If ever there was a Gator you didn’t expect to hit the transfer portal, it was Jack Pyburn.
A Bolles (Jacksonville) product who grew up a Gator fan, Pyburn overcame every single set of odds to make his lifelong dream come true. After battling his way to the top of the depth chart in late 2023, Jack Pyburn finally earned the first start of his career against Arkansas. He promptly tore his ACL.
Typically, the recovery from such an injury is 9-12 months. But Pyburn was determined to hasten it as much as possible. Between stadium step climbs, swimming, and even yoga, Pyburn did quite literally anything he could to get back out onto the field.
Fast forward to the 2024 season, and Pyburn was one of a host of athletes vying for time at the EDGE position. George Gumbs and Tyreak Sapp were too productive to keep off the field, but Pyburn contributed, too, racking up 60 tackles on the year. He even recorded a sack against FSU in the Gators’ 31-11 stomping of the Noles.
The tape of Jack Pyburn tells the story of a guy who is modestly talented, but gets more mileage out of that talent than most. There’s a lot of assignment-following he does on that field so that others can make plays around him; without Pyburn doing his job, a hole in the defense opens up. He’s been called a “glue guy,” a “love of the logo player,” and just generally a Gator who bleeds orange and blue.
Which made for quite the development on Tuesday when Pyburn announced he was entering the transfer portal.
Hours after the initial shockwave of his departure had been set off, a second one ripped through the Gator Nation. Pyburn, according to reports from Zach Abolverdi, wanted to be guaranteed not only more money, but more playing time as well. Citing sources, Abolverdi stated that Pyburn demanded $45K per month (which comes out to $540K per year), a guarantee that he’d be a starting OLB, a guarantee that he’d play more on third down, and a guarantee that he’d get more total snaps.
Does this make you mad? It should. But it’s not Pyburn who deserves to feel fans’ ire.
Because Jack Pyburn does not exist in isolation. He’s simply doing what the nature of today’s college football is giving him the ability to do.
We live in a world where players can taste the slightest sliver of success on the field, feel as though they deserve more money, and not play again until they get it. Just look at the case of UNLV’s Matthew Sluka. That’s the norm now. It’s not a Florida problem, and it’s not a football-specific problem. Greed is a vicious plague that never fails to ruin anything it touches, and now college football has become as much a hub for it as anything.
In other words, the silly sounding contract holdouts of NBA, NFL and NBA stars you sometimes read about on ESPN’s bottom crawl or on your phone have seeped into college sports. The only reason they’re not all out in the open is because schools and athletes alike would usually rather settle these disputes behind closed doors.

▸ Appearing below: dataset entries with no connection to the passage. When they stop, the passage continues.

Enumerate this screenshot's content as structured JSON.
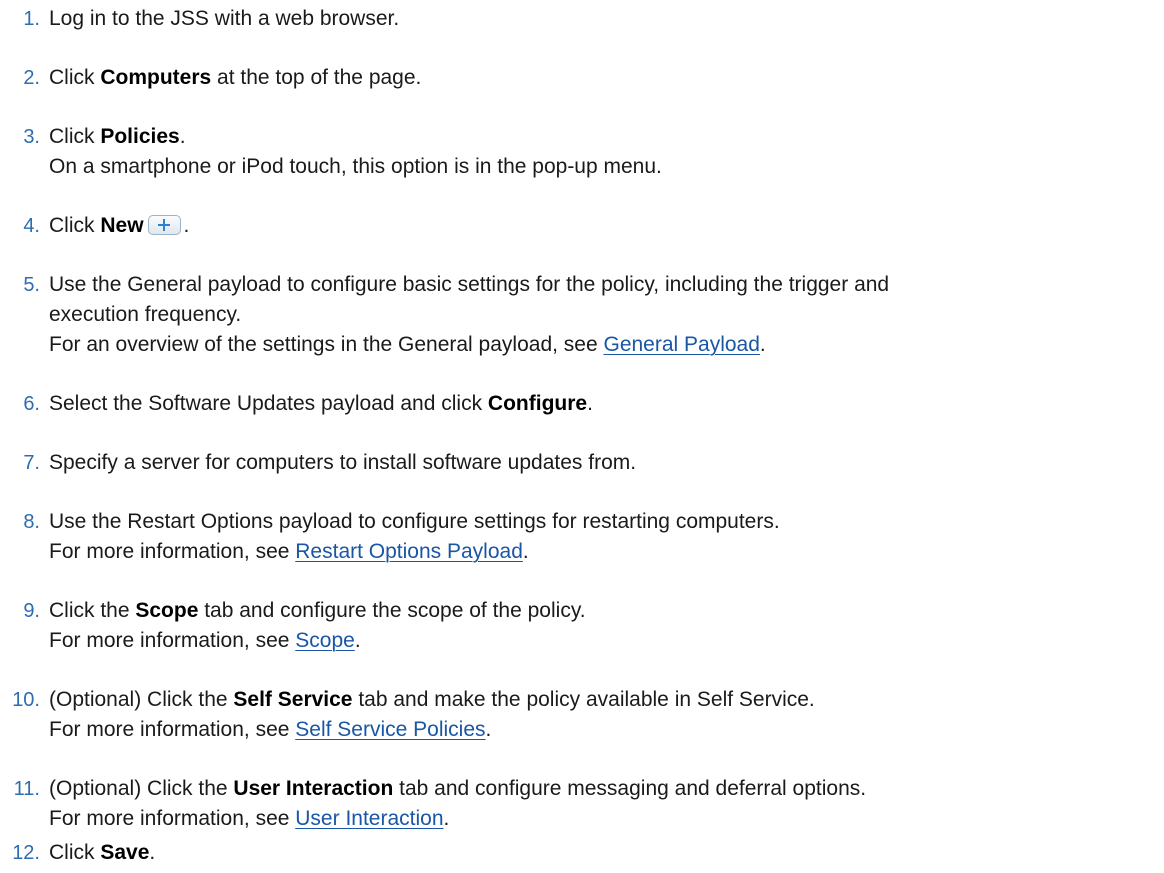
{
  "steps": [
    {
      "num": "1.",
      "text": "Log in to the JSS with a web browser."
    },
    {
      "num": "2.",
      "pre": "Click ",
      "bold": "Computers",
      "post": " at the top of the page."
    },
    {
      "num": "3.",
      "pre": "Click ",
      "bold": "Policies",
      "post": ".",
      "note": "On a smartphone or iPod touch, this option is in the pop-up menu."
    },
    {
      "num": "4.",
      "pre": "Click ",
      "bold": "New",
      "post": "."
    },
    {
      "num": "5.",
      "line1": "Use the General payload to configure basic settings for the policy, including the trigger and",
      "line2": "execution frequency.",
      "note_pre": "For an overview of the settings in the General payload, see ",
      "link": "General Payload",
      "note_post": "."
    },
    {
      "num": "6.",
      "pre": "Select the Software Updates payload and click ",
      "bold": "Configure",
      "post": "."
    },
    {
      "num": "7.",
      "text": "Specify a server for computers to install software updates from."
    },
    {
      "num": "8.",
      "text": "Use the Restart Options payload to configure settings for restarting computers.",
      "note_pre": "For more information, see ",
      "link": "Restart Options Payload",
      "note_post": "."
    },
    {
      "num": "9.",
      "pre": "Click the ",
      "bold": "Scope",
      "post": " tab and configure the scope of the policy.",
      "note_pre": "For more information, see ",
      "link": "Scope",
      "note_post": "."
    },
    {
      "num": "10.",
      "pre": "(Optional) Click the ",
      "bold": "Self Service",
      "post": " tab and make the policy available in Self Service.",
      "note_pre": "For more information, see ",
      "link": "Self Service Policies",
      "note_post": "."
    },
    {
      "num": "11.",
      "pre": "(Optional) Click the ",
      "bold": "User Interaction",
      "post": " tab and configure messaging and deferral options.",
      "note_pre": "For more information, see ",
      "link": "User Interaction",
      "note_post": "."
    },
    {
      "num": "12.",
      "pre": "Click ",
      "bold": "Save",
      "post": "."
    }
  ],
  "icons": {
    "new_button": "plus-icon"
  }
}
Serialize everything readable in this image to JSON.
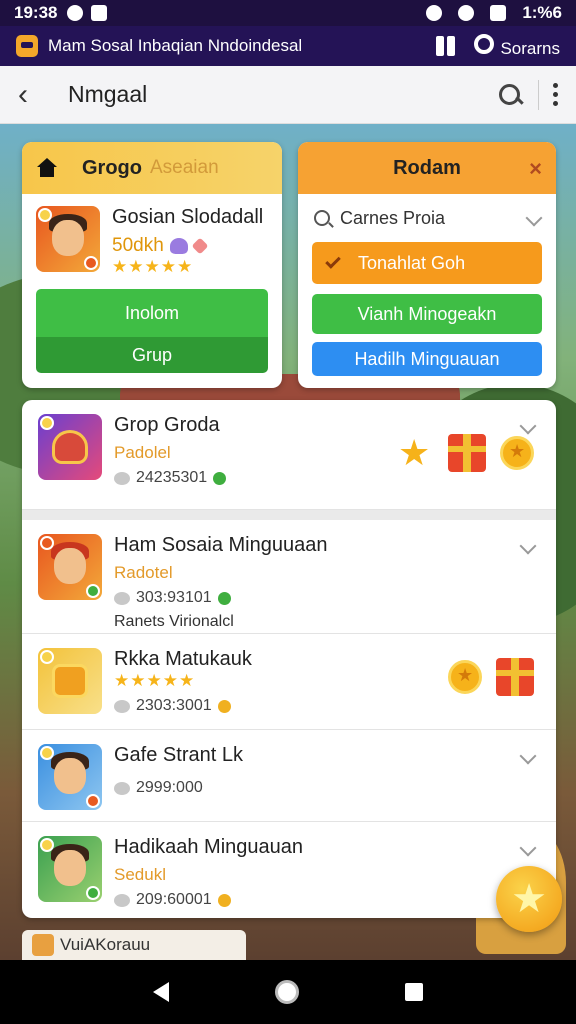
{
  "status_bar": {
    "time": "19:38",
    "battery": "1:%6"
  },
  "notification": {
    "app_name": "Mam Sosal Inbaqian Nndoindesal",
    "account": "Sorarns"
  },
  "topbar": {
    "title": "Nmgaal"
  },
  "group_card": {
    "title": "Grogo",
    "subtitle": "Aseaian",
    "game_name": "Gosian Slodadall",
    "game_price": "50dkh",
    "stars": "★★★★★",
    "primary_button": "Inolom",
    "secondary_button": "Grup"
  },
  "random_card": {
    "title": "Rodam",
    "close": "×",
    "search_dropdown": "Carnes Proia",
    "option_1": "Tonahlat Goh",
    "option_2": "Vianh Minogeakn",
    "option_3": "Hadilh Minguauan"
  },
  "list": {
    "items": [
      {
        "name": "Grop Groda",
        "tag": "Padolel",
        "count": "24235301"
      },
      {
        "name": "Ham Sosaia Minguuaan",
        "tag": "Radotel",
        "count": "303:93101",
        "extra": "Ranets Virionalcl"
      },
      {
        "name": "Rkka Matukauk",
        "stars": "★★★★★",
        "count": "2303:3001"
      },
      {
        "name": "Gafe Strant Lk",
        "count": "2999:000"
      },
      {
        "name": "Hadikaah Minguauan",
        "tag": "Sedukl",
        "count": "209:60001"
      }
    ]
  },
  "peek_chip": {
    "label": "VuiAKorauu"
  },
  "icons": {
    "back": "chevron-left-icon",
    "search": "search-icon",
    "more": "more-vert-icon",
    "fab": "star-icon"
  },
  "colors": {
    "status_bar": "#1e1040",
    "notif_bar": "#241356",
    "group_header": "#f7c64a",
    "random_header": "#f6a233",
    "green_button": "#3fbe45",
    "orange_button": "#f69a1c",
    "blue_button": "#2d8ef2",
    "fab": "#f6b21a"
  }
}
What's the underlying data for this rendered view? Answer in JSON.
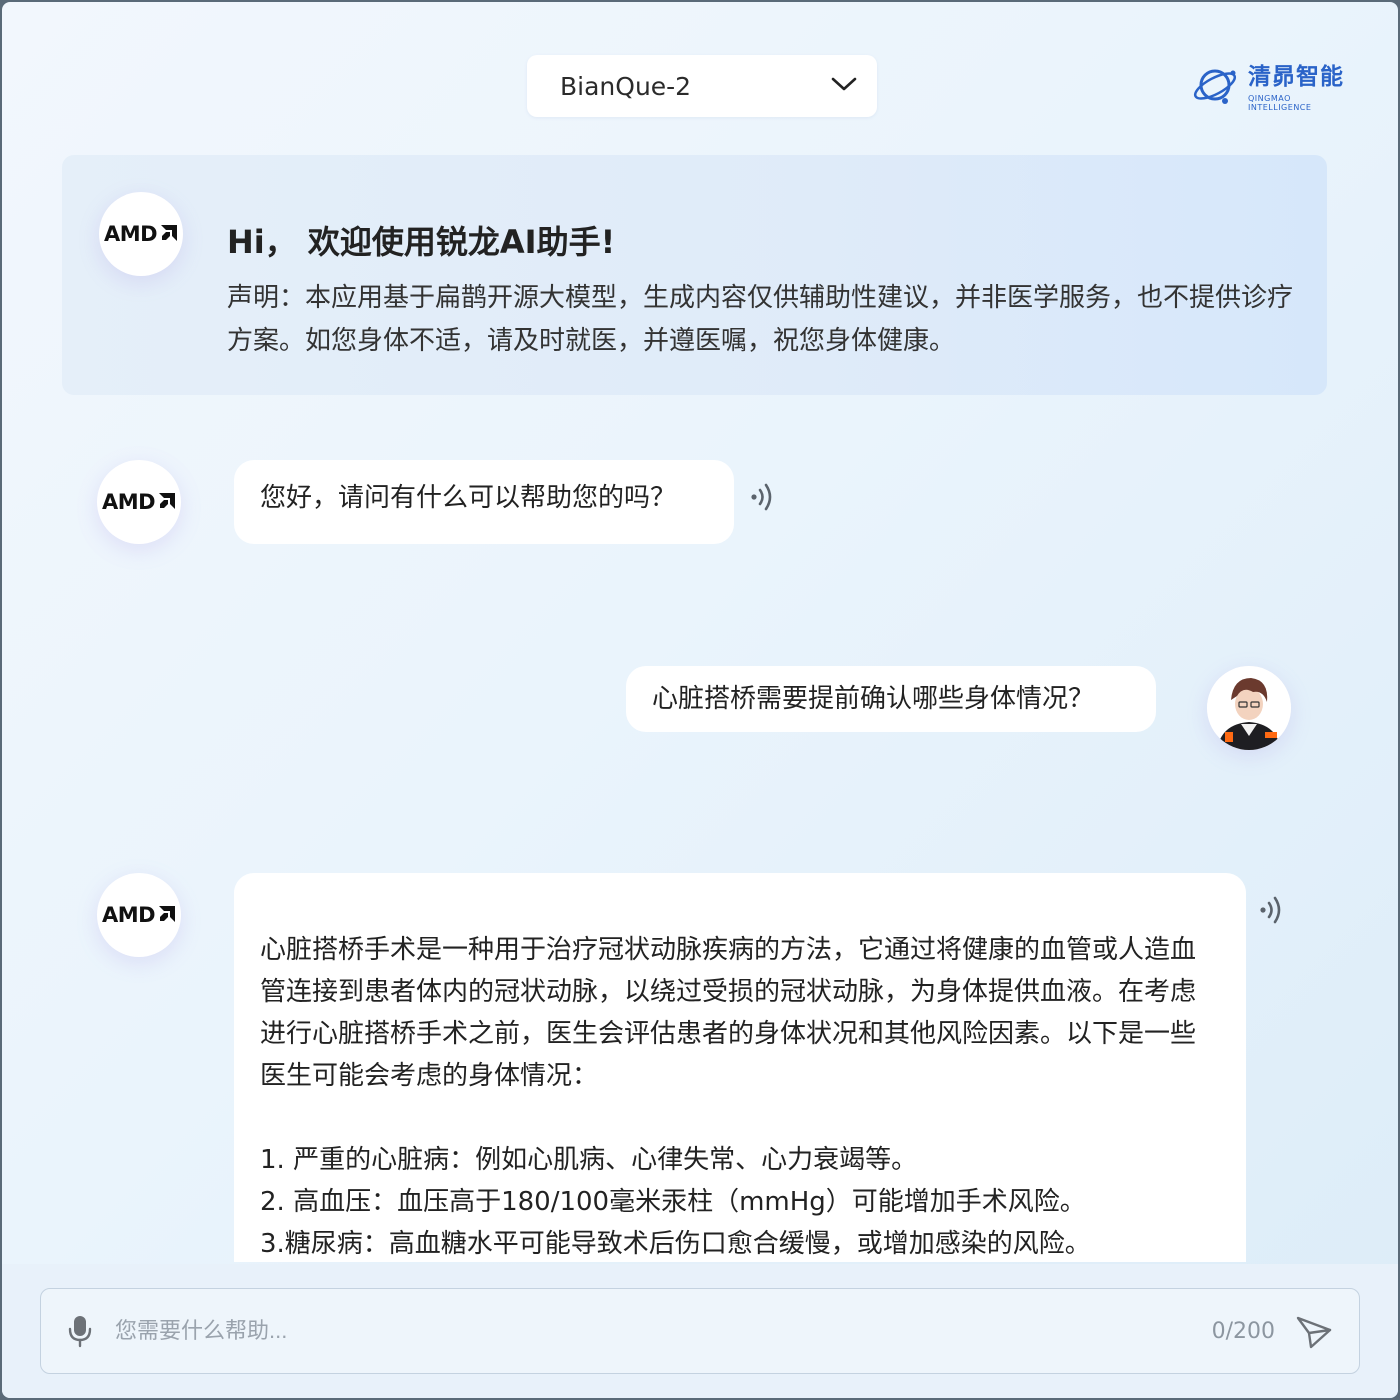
{
  "header": {
    "model_selector": {
      "value": "BianQue-2"
    },
    "logo": {
      "name_cn": "清昴智能",
      "name_en": "QINGMAO  INTELLIGENCE"
    }
  },
  "welcome": {
    "avatar_text": "AMD",
    "title": "Hi， 欢迎使用锐龙AI助手!",
    "disclaimer": "声明：本应用基于扁鹊开源大模型，生成内容仅供辅助性建议，并非医学服务，也不提供诊疗方案。如您身体不适，请及时就医，并遵医嘱，祝您身体健康。"
  },
  "messages": [
    {
      "role": "assistant",
      "avatar_text": "AMD",
      "text": "您好，请问有什么可以帮助您的吗？"
    },
    {
      "role": "user",
      "text": "心脏搭桥需要提前确认哪些身体情况？"
    },
    {
      "role": "assistant",
      "avatar_text": "AMD",
      "paragraph": " 心脏搭桥手术是一种用于治疗冠状动脉疾病的方法，它通过将健康的血管或人造血管连接到患者体内的冠状动脉，以绕过受损的冠状动脉，为身体提供血液。在考虑进行心脏搭桥手术之前，医生会评估患者的身体状况和其他风险因素。以下是一些医生可能会考虑的身体情况：",
      "items": [
        "1. 严重的心脏病：例如心肌病、心律失常、心力衰竭等。",
        "2. 高血压：血压高于180/100毫米汞柱（mmHg）可能增加手术风险。",
        "3.糖尿病：高血糖水平可能导致术后伤口愈合缓慢，或增加感染的风险。"
      ]
    }
  ],
  "composer": {
    "placeholder": "您需要什么帮助...",
    "counter": "0/200"
  },
  "icons": {
    "dropdown": "chevron-down-icon",
    "speaker": "speaker-icon",
    "mic": "microphone-icon",
    "send": "send-icon"
  },
  "colors": {
    "accent": "#2a63c8"
  }
}
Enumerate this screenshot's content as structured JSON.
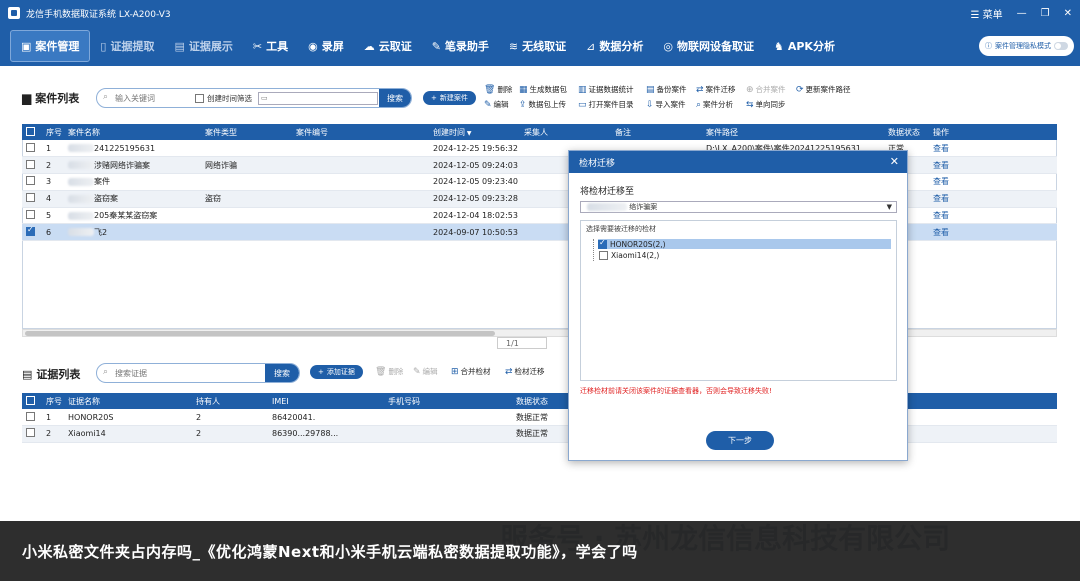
{
  "window": {
    "title": "龙信手机数据取证系统 LX-A200-V3",
    "menu_label": "菜单",
    "minimize": "—",
    "restore": "❐",
    "close": "✕"
  },
  "nav": {
    "items": [
      {
        "label": "案件管理",
        "icon": "▣"
      },
      {
        "label": "证据提取",
        "icon": "▯"
      },
      {
        "label": "证据展示",
        "icon": "▤"
      },
      {
        "label": "工具",
        "icon": "✂"
      },
      {
        "label": "录屏",
        "icon": "◉"
      },
      {
        "label": "云取证",
        "icon": "☁"
      },
      {
        "label": "笔录助手",
        "icon": "✎"
      },
      {
        "label": "无线取证",
        "icon": "≋"
      },
      {
        "label": "数据分析",
        "icon": "⊿"
      },
      {
        "label": "物联网设备取证",
        "icon": "◎"
      },
      {
        "label": "APK分析",
        "icon": "♞"
      }
    ],
    "privacy_label": "案件管理隐私模式"
  },
  "case_panel": {
    "title": "案件列表",
    "search_placeholder": "输入关键词",
    "time_filter_label": "创建时间筛选",
    "search_label": "搜索",
    "new_case_label": "新建案件",
    "toolbar_row1": [
      {
        "label": "删除",
        "icon": "🗑"
      },
      {
        "label": "生成数据包",
        "icon": "▦"
      },
      {
        "label": "证据数据统计",
        "icon": "▥"
      },
      {
        "label": "备份案件",
        "icon": "▤"
      },
      {
        "label": "案件迁移",
        "icon": "⇄"
      },
      {
        "label": "合并案件",
        "icon": "⊕"
      },
      {
        "label": "更新案件路径",
        "icon": "⟳"
      }
    ],
    "toolbar_row2": [
      {
        "label": "编辑",
        "icon": "✎"
      },
      {
        "label": "数据包上传",
        "icon": "⇪"
      },
      {
        "label": "打开案件目录",
        "icon": "▭"
      },
      {
        "label": "导入案件",
        "icon": "⇩"
      },
      {
        "label": "案件分析",
        "icon": "⌕"
      },
      {
        "label": "单向同步",
        "icon": "⇆"
      }
    ],
    "columns": [
      "序号",
      "案件名称",
      "案件类型",
      "案件编号",
      "创建时间",
      "采集人",
      "备注",
      "案件路径",
      "数据状态",
      "操作"
    ],
    "rows": [
      {
        "no": "1",
        "name": "241225195631",
        "type": "",
        "time": "2024-12-25 19:56:32",
        "path": "D:\\LX_A200\\案件\\案件20241225195631",
        "status": "正常",
        "op": "查看"
      },
      {
        "no": "2",
        "name": "涉赌网络诈骗案",
        "type": "网络诈骗",
        "time": "2024-12-05 09:24:03",
        "path": "",
        "status": "",
        "op": "查看"
      },
      {
        "no": "3",
        "name": "案件",
        "type": "",
        "time": "2024-12-05 09:23:40",
        "path": "",
        "status": "",
        "op": "查看"
      },
      {
        "no": "4",
        "name": "盗窃案",
        "type": "盗窃",
        "time": "2024-12-05 09:23:28",
        "path": "",
        "status": "",
        "op": "查看"
      },
      {
        "no": "5",
        "name": "205秦某某盗窃案",
        "type": "",
        "time": "2024-12-04 18:02:53",
        "path": "",
        "status": "",
        "op": "查看"
      },
      {
        "no": "6",
        "name": "飞2",
        "type": "",
        "time": "2024-09-07 10:50:53",
        "path": "",
        "status": "",
        "op": "查看"
      }
    ],
    "pager": "1/1"
  },
  "evidence_panel": {
    "title": "证据列表",
    "search_placeholder": "搜索证据",
    "search_label": "搜索",
    "add_label": "添加证据",
    "toolbar": [
      {
        "label": "删除",
        "icon": "🗑",
        "disabled": true
      },
      {
        "label": "编辑",
        "icon": "✎",
        "disabled": true
      },
      {
        "label": "合并检材",
        "icon": "⊞",
        "disabled": false
      },
      {
        "label": "检材迁移",
        "icon": "⇄",
        "disabled": false
      }
    ],
    "columns": [
      "序号",
      "证据名称",
      "持有人",
      "IMEI",
      "手机号码",
      "数据状态"
    ],
    "rows": [
      {
        "no": "1",
        "name": "HONOR20S",
        "holder": "2",
        "imei": "86420041.",
        "phone": "",
        "status": "数据正常"
      },
      {
        "no": "2",
        "name": "Xiaomi14",
        "holder": "2",
        "imei": "86390...29788...",
        "phone": "",
        "status": "数据正常"
      }
    ]
  },
  "dialog": {
    "title": "检材迁移",
    "close": "✕",
    "migrate_to_label": "将检材迁移至",
    "target_value": "络诈骗案",
    "tree_header": "选择需要被迁移的检材",
    "nodes": [
      {
        "label": "HONOR20S(2,)",
        "checked": true
      },
      {
        "label": "Xiaomi14(2,)",
        "checked": false
      }
    ],
    "warning": "迁移检材前请关闭该案件的证据查看器，否则会导致迁移失败!",
    "next_label": "下一步"
  },
  "caption": "小米私密文件夹占内存吗_《优化鸿蒙Next和小米手机云端私密数据提取功能》，学会了吗",
  "watermark": "服务号 · 苏州龙信信息科技有限公司"
}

“How can the biggest athletes in the world not be happy with their salaries? God forbid LeBron James or Aaron Judge not be able to feed their families with $30M a year,” you might say. Well, guess what? The only reason college athletes aren’t being paid as much as the biggest superstars in professional sports is because the market says they don’t merit it—and it only takes one overzealous booster to change that. There’s no national salary cap, no rule that says boosters can’t pay athletes any amount of money the two sides agree on.
The argument for letting Pyburn walk is simple: he is a solid player, but he doesn’t merit $540K a year. Other SEC schools may disagree with that sentiment, pay him that much or more, and poach him. And if Florida has to watch Pyburn make a game-saving tackle for his new team to beat the Gators, well, then, that’s just how it goes.
Because no amount of love for a logo is going to talk louder than money. When presented with the choice to make more money or stick with the school he loves, every single player—who remember, has never seen this money ever before in his young life—is going to choose the money. And in cases where players genuinely don’t know if another suitor would offer them more or not, you better believe they’re going to be willing to find out and enter the transfer portal.
Is it greedy? Probably. Is it Pyburn’s fault? No. He’s just doing what the sport has given him the ability to do.
Just be sure to remember that when others follow in his footsteps.